While it sounds comical, the story about the 13-year-old Chinese-Canadian protagonist is one about family, expectations and cultural duties. Something I, as a Pakistani-Australian, can deeply resonate with.
“Mei was definitely me when I was 13. Her whole struggle and her relationship with puberty and her mom was drawn from my own life,” director Domee Shi tells POPSUGAR Australia. “That’s where a lot of great stories come from, a lot of them come from a personal place. Because it’s real, that’s where the truth lies because it actually happened.”
Many immigrant kids have experienced the struggle of feeling alienated among their peers, and while it’s a common occurrence, it’s not a story that is told often in mainstream media. Mei, who is obsessed with the fictitious boy band 4*Town and scribbles romantic fantasies in her notebook is also in love with her roots and wants nothing more than to make her parents proud.
It’s the stark contrast of her two worlds that feels relatable. On one end she’s helping her mother Ming Lee (Sandra Oh) at the family temple and on the other, she’s plotting a way to go to 4*Town’s concert without her parents finding out.
“After we finished watching the movie, my mum and I looked over at each other and thought, ‘this is oddly similar’,” Chiang said. “Between the ages of 12-16, I recorded for Mei, so I literally came of age as Mei did in the film. So I was definitely able to resonate with the character.”
But the story isn’t just about Mei, it’s also about Ming. An overprotective, highly ambitious woman who only wants the best for her daughter, even if she isn’t always able to express it in the right way.
She expects obedience and finds it difficult to accept that her child is forming her own likes and dislikes, and is blossoming into her own person.
“I think there is a very specific, bittersweet quality when you experience the moment your child starting to change and starting to pull away from you naturally. You want them to but you don’t want them to,” said Oh to POPSUGAR Australia. “It’s painful when they do but you know they need to. And I think those parents who see this film can relate to that moment, and it’s just to understand their experience through Ming.

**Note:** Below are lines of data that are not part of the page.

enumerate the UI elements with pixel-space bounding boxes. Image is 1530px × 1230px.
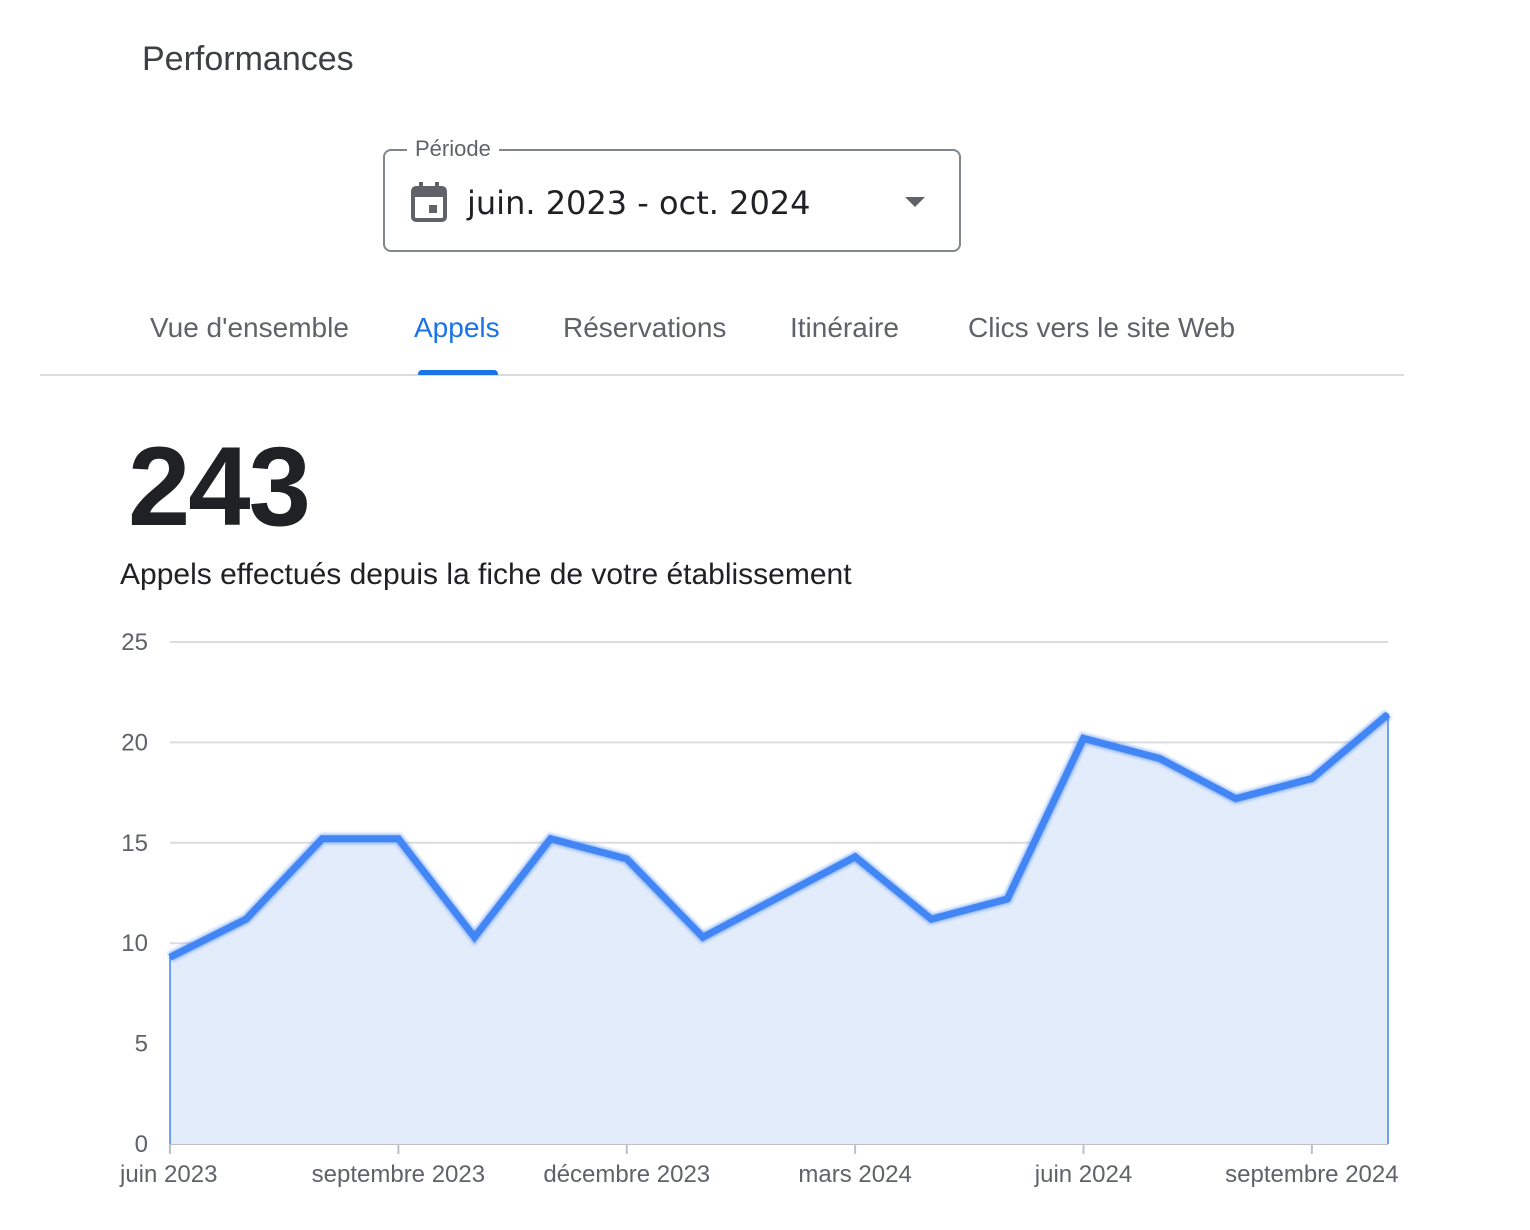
y-tick-label: 5: [135, 1031, 148, 1058]
y-tick-label: 15: [121, 830, 148, 857]
tab-directions[interactable]: Itinéraire: [790, 312, 899, 344]
x-tick-label: juin 2024: [1034, 1161, 1132, 1188]
calendar-icon: [411, 182, 447, 222]
tab-bar: Vue d'ensemble Appels Réservations Itiné…: [40, 300, 1404, 376]
tab-overview[interactable]: Vue d'ensemble: [150, 312, 349, 344]
x-tick-label: décembre 2023: [543, 1161, 710, 1188]
tab-website-clicks[interactable]: Clics vers le site Web: [968, 312, 1235, 344]
data-point: [397, 837, 400, 840]
data-point: [701, 936, 704, 939]
data-point: [321, 837, 324, 840]
data-point: [930, 918, 933, 921]
dropdown-arrow-icon[interactable]: [905, 197, 925, 207]
tab-reservations[interactable]: Réservations: [563, 312, 726, 344]
page-title: Performances: [142, 40, 354, 78]
data-point: [625, 857, 628, 860]
x-tick-label: mars 2024: [798, 1161, 911, 1188]
y-tick-label: 10: [121, 930, 148, 957]
period-value: juin. 2023 - oct. 2024: [467, 184, 811, 222]
x-tick-label: septembre 2024: [1225, 1161, 1398, 1188]
y-tick-label: 20: [121, 729, 148, 756]
data-point: [1006, 898, 1009, 901]
data-point: [1158, 757, 1161, 760]
data-point: [778, 896, 780, 899]
data-point: [549, 837, 552, 840]
data-point: [1082, 737, 1085, 740]
active-tab-indicator: [418, 370, 498, 375]
data-point: [1310, 777, 1313, 780]
data-point: [169, 956, 171, 959]
tab-calls[interactable]: Appels: [414, 312, 500, 344]
data-point: [473, 936, 476, 939]
calls-total: 243: [128, 424, 311, 549]
data-point: [1234, 797, 1237, 800]
chart-y-ticks: 0 5 10 15 20 25: [121, 629, 148, 1158]
data-point: [245, 918, 248, 921]
period-selector[interactable]: Période juin. 2023 - oct. 2024: [383, 135, 961, 252]
y-tick-label: 0: [135, 1131, 148, 1158]
x-tick-label: juin 2023: [119, 1161, 217, 1188]
x-tick-label: septembre 2023: [312, 1161, 485, 1188]
y-tick-label: 25: [121, 629, 148, 656]
calls-caption: Appels effectués depuis la fiche de votr…: [120, 558, 852, 591]
chart-x-ticks: juin 2023 septembre 2023 décembre 2023 mars…: [119, 1144, 1399, 1188]
data-point: [1387, 713, 1389, 716]
calls-chart: 0 5 10 15 20 25 juin 2023 septembre 2023 décemb…: [119, 629, 1399, 1188]
period-label: Période: [407, 135, 499, 163]
data-point: [854, 855, 857, 858]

And for them to understand that it’s okay if that natural separation happens. It’s painful for parents in a way that children just can’t understand.”
But as someone who is now well past her teenage years, I didn’t see Ming as a villain. Instead, I saw her as a woman who didn’t know any different. She raised Mei the only way she knew how and that was how her own mother raised her.
“Ming was a bit of a challenging and tricky character because she walks the fine line of being the parent you kind of want to hate, but also, as a parent myself, it’s to be understood. You want to bring Ming’s love, Ming’s misunderstanding and Ming’s humanity to the project,” Oh said.
Turning Red is a beautiful coming-of-age story that touches on generational trauma, cultural ideals and what life is like growing up as the daughter of two immigrants.
Entering your teenage years can feel like an emotional rollercoaster. And while it’s hard to put into words, the collective ordeal is perfectly personified through a giant red panda.
Turning Red will premiere exclusively on Disney+ from March 11.